Francesco M. Caberlon (Vicenza 1963) espone in Galleria Berga una serie di opere eseguite dal 1986 ai giorni odierni. Sono opere figurativamente diverse, come diversi sono i materiali usati -colori acrilici, collage, neon- ma hanno un denominatore comune nell’uso della interazione coordinata di vari stili e linguaggi artistici. Nel periodo formativo dell’artista vicentino, negli anni Settanta ed Ottanta del Novecento, era importante ampliare i confini dell’arte verso percezioni distanti dalla vista e forme inedite e inattese. Ne derivò la più assoluta interdisciplinarietà degli strumenti usati, all’epoca erano le riprese in video: le fotografie, le partiture musicali, i documenti cartacei.
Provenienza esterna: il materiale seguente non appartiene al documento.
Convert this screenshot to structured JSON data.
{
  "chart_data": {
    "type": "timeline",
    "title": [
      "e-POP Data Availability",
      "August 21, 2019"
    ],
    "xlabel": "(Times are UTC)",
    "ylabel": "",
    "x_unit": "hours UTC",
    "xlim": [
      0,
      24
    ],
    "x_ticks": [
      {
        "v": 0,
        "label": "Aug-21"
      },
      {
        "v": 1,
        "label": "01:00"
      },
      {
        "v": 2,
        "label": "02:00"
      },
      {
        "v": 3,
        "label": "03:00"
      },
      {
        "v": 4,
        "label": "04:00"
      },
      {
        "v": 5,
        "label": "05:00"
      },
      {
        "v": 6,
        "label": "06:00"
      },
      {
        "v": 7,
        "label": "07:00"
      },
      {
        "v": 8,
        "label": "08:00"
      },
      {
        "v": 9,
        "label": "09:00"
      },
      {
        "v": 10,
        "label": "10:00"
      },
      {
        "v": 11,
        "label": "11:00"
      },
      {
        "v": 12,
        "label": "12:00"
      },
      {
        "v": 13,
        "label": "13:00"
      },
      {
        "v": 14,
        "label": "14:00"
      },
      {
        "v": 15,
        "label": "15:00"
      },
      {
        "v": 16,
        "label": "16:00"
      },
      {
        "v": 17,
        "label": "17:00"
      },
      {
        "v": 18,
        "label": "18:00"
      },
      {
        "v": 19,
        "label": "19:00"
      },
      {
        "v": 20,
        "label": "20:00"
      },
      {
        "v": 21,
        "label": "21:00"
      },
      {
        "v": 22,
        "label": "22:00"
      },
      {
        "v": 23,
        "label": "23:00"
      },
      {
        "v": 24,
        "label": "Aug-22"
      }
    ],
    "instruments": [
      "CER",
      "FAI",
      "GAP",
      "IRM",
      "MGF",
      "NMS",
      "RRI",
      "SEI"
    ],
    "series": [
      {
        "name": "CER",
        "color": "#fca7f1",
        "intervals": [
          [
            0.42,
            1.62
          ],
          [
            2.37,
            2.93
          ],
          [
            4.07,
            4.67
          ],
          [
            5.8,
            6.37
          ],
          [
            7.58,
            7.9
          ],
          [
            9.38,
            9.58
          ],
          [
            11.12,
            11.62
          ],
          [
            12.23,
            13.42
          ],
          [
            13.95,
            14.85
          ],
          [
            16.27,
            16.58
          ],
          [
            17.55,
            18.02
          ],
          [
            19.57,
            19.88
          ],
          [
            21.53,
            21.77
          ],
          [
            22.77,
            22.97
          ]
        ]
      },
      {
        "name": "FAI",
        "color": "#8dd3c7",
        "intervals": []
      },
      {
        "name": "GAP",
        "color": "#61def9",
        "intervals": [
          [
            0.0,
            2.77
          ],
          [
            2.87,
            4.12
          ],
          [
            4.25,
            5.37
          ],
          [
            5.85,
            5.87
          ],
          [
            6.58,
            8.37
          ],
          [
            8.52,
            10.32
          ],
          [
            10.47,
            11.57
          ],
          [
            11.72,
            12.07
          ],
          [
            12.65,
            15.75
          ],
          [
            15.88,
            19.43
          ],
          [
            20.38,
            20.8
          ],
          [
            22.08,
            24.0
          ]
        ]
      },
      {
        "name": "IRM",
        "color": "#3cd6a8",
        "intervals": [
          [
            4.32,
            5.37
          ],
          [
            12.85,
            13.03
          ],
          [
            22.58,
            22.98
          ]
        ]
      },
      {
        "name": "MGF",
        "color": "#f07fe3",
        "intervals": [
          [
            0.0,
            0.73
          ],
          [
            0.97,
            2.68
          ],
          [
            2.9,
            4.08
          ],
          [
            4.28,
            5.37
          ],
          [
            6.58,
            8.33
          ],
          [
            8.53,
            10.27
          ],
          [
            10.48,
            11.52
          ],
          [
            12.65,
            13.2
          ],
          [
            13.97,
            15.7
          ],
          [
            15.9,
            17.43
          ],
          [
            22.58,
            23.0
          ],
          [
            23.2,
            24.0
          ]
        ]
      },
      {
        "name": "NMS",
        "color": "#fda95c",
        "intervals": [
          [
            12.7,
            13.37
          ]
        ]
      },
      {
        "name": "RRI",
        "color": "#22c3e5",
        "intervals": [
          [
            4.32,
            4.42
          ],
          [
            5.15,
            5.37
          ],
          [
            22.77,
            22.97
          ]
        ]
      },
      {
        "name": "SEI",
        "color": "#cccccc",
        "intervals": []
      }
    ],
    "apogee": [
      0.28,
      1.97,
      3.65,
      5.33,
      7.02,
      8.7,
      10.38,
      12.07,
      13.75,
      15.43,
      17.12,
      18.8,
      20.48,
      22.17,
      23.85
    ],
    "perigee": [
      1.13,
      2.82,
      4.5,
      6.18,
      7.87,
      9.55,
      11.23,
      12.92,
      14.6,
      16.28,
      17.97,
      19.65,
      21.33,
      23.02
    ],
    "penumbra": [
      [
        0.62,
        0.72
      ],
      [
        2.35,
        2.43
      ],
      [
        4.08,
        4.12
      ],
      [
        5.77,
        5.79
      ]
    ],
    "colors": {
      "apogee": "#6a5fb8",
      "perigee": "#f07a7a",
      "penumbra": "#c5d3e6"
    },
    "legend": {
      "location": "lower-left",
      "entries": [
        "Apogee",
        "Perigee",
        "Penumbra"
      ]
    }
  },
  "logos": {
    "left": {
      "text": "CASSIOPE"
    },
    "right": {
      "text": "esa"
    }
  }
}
In seguito la decorazione e il design, alla quale la creatività di Francesco M Caberlon fa ancora appello, venata, altresì, di poetica pop, l’altro caposaldo dei suoi anni formativi “che rende serio ciò che è frivolo e frivolo ciò che è serio” (A. Vettese, Capire l’arte contemporanea. 2002. P 130). Da ultimo l’artista vicentino usa le fonti luminose e a neon che se, oggettivamente, sono espressione dello straniamento provocato dalla luce artificiale negli ambienti chiusi, stanno ad apostrofare in maniera sottile e giocosa il suo, il nostro, distacco nei confronti della complessità del mondo che a volte è necessario assumere.